知らないのは当人だけ
我が部隊に才能溢れる少女が入ってきた。そんな部下を気にかける隊長の話。
Twitter企画より
登場人物 おっさんと少女
お題は【手をつなごう】
プライベッターに重複投稿しています。
「しゃっくり」が二重投稿になりましたので、差し替えました。
彼は愛想が悪かった。睨んでいるつもりはないのだが、何故かそうとられてしまう。そんな彼の部下になってしまった少女フィーユも、表情というものを持たなかった。男にすればそれはそれで楽なのだが、表情が分からないのも扱いに困った。どんな任務を与えても顔色一つ変えない。彼女は若くして剣の申し子だった。
「お前、どう思ってるんだ?」
「何をですか」
質問の意味が分からないと頭を傾げた。頭上で束ねた白銀の髪がサラサラと揺れる。彼女はわずか十二歳で軍に入った。任務漬けの日々は、彼女を普通の日々から遠ざけている。彼女は軍に入るまで、とある屋敷で用心棒をしていたらしい。本来父と二人で旅をしていたそうだが、野盗との戦いで命を落とした。そこから一人旅になり、屋敷で働いていた。彼女は普通の子どもが知っている愛情を知らぬのだと屋敷の主から聞いていた。だから、くれぐれもよろしく頼むとも言われていた。しかし、彼は三十半ばにして妻も子どももいなかった。軍で生きてきた男には荷が重い。
「俺の隊のことだ」
「はい。連携のとれた部隊だと思っています」
「そうか。なら、お前の世話役ダインのことはどう思う? 歳も三つしか違わないよな」
「よくしていただいています」
「……そうか。お前とよく訓練してるカークはそう思う? 歳も近いし、気が合うんじゃないか?」
「今は腕力で負け続けていますが、いずれ勝ちます」
話が盛り上がらない! 先程あげた男たちは、全てフィーユが好きだ。年頃の女ってものは恋話が好きなんじゃないのか!? 俺が悪いのか!? もっと、女らしく「カークのことどう思う!? 彼ってフィーユのこと、好きみたいよ」とでも言えばよかったのか!? 否、断じて否。俺のキャラではない。
「隊長のことは……」
珍しくフィーユが自分から話しだした。何だ、と目で促す。
「隊長のことは尊敬しています。亡き父のように強く、頼もしいと思っています」
「お、おう。お前はうちの隊で一番若いんだし、もっと俺に頼っていいからな」
フィーユは何故か目を伏せた。な、なんだ!? 俺、余計なこと言ったか!? でも、屋敷のオヤジさんにも頼まれてるし!
「あの、ではお願いしてもいいですか」
今日はつくづく珍しい日だと思う。フィーユがお願いをしたことなんて、今まで一度もない。そんな彼女の願いだ。叶えたい。

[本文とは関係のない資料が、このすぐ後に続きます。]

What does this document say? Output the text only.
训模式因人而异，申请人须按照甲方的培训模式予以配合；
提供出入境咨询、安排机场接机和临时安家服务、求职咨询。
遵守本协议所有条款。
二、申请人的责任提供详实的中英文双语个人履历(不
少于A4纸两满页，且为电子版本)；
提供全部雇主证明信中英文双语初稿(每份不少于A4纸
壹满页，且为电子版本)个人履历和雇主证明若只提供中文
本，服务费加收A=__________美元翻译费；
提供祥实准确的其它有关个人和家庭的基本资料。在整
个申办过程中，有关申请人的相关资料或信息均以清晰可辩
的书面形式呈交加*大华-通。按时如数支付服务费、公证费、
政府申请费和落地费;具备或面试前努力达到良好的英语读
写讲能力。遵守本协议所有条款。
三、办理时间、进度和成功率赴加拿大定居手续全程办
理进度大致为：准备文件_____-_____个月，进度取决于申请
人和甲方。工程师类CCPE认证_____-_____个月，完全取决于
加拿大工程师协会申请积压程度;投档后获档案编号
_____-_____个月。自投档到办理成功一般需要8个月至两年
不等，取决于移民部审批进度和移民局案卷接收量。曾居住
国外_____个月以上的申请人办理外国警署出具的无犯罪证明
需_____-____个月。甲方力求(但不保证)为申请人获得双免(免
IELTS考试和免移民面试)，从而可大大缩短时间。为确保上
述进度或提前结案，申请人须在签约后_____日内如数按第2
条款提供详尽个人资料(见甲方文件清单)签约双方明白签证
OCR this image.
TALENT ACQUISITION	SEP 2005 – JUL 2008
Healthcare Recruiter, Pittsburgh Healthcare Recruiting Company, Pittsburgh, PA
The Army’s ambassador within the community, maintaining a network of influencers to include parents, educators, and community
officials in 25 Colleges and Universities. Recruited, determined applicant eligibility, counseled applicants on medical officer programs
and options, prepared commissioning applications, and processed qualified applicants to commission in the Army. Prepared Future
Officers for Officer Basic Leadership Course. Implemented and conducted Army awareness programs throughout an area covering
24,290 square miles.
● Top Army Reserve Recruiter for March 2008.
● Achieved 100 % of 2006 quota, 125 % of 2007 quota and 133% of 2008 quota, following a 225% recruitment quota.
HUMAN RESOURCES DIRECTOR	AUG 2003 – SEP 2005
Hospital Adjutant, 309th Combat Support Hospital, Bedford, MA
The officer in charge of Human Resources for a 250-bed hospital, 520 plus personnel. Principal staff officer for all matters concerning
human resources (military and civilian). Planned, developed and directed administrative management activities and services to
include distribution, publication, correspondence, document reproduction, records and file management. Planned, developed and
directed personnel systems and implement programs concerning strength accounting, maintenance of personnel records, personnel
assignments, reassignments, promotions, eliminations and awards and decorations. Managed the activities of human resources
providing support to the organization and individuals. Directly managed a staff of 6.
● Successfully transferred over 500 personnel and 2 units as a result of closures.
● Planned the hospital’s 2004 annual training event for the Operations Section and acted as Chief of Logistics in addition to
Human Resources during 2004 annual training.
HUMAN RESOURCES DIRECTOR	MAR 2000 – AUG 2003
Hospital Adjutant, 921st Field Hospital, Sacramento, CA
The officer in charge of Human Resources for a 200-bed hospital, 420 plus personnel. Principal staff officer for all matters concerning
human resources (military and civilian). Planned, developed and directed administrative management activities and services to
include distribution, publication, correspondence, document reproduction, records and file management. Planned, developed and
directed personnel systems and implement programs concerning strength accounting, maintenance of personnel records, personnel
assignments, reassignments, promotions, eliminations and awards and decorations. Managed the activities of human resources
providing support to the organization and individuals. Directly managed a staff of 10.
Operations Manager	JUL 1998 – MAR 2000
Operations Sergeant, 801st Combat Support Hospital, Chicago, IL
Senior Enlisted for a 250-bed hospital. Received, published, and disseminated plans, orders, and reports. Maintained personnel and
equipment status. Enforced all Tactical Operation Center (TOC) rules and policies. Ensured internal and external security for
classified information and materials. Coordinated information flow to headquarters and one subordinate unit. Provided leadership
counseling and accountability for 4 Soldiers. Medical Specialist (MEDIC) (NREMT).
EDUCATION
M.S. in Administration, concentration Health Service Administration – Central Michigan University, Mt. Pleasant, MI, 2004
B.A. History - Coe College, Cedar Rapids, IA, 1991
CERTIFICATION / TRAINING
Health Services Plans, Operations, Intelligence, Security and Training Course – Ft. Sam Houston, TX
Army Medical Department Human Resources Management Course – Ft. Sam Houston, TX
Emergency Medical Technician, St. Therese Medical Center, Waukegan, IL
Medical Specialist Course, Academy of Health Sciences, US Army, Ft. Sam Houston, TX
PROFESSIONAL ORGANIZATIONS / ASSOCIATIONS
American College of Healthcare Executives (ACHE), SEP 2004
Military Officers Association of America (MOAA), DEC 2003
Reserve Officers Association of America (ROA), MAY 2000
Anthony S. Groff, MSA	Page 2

「おう。何でも言えよ。城が欲しいとかは無理だけどな」
軽く笑って言うと、彼女は自らの小さな手のひらを差し出した。子どもの手って、俺と比べるとこんなに小さいものなんだな。まじまじと見ていると、彼女は「あの」と居心地悪そうに言った。
「手を繋いでくれませんか?」
「おう。いいぞ」
繋いだ手は小さくて、子どもの体温ってこんなに高いんだなと思った。その隣でフィーユは珍しく笑っていたことを、彼は知らない。
彼は知らない。その様子を見ていたカークが「やっぱりな」と呟いていたことを。そしてダインが「仕方ないさ。彼女を野盗から救ったのは隊長だしな」と慰めていた。
彼女は幼き日に父を失い、隊長に助けられていた。彼女は「結婚するなら、父上より強い人」と言っており、自ずと誰に憧れているのか分かるものだ。二人は手をつないでいる二人を見て、肩を落とした。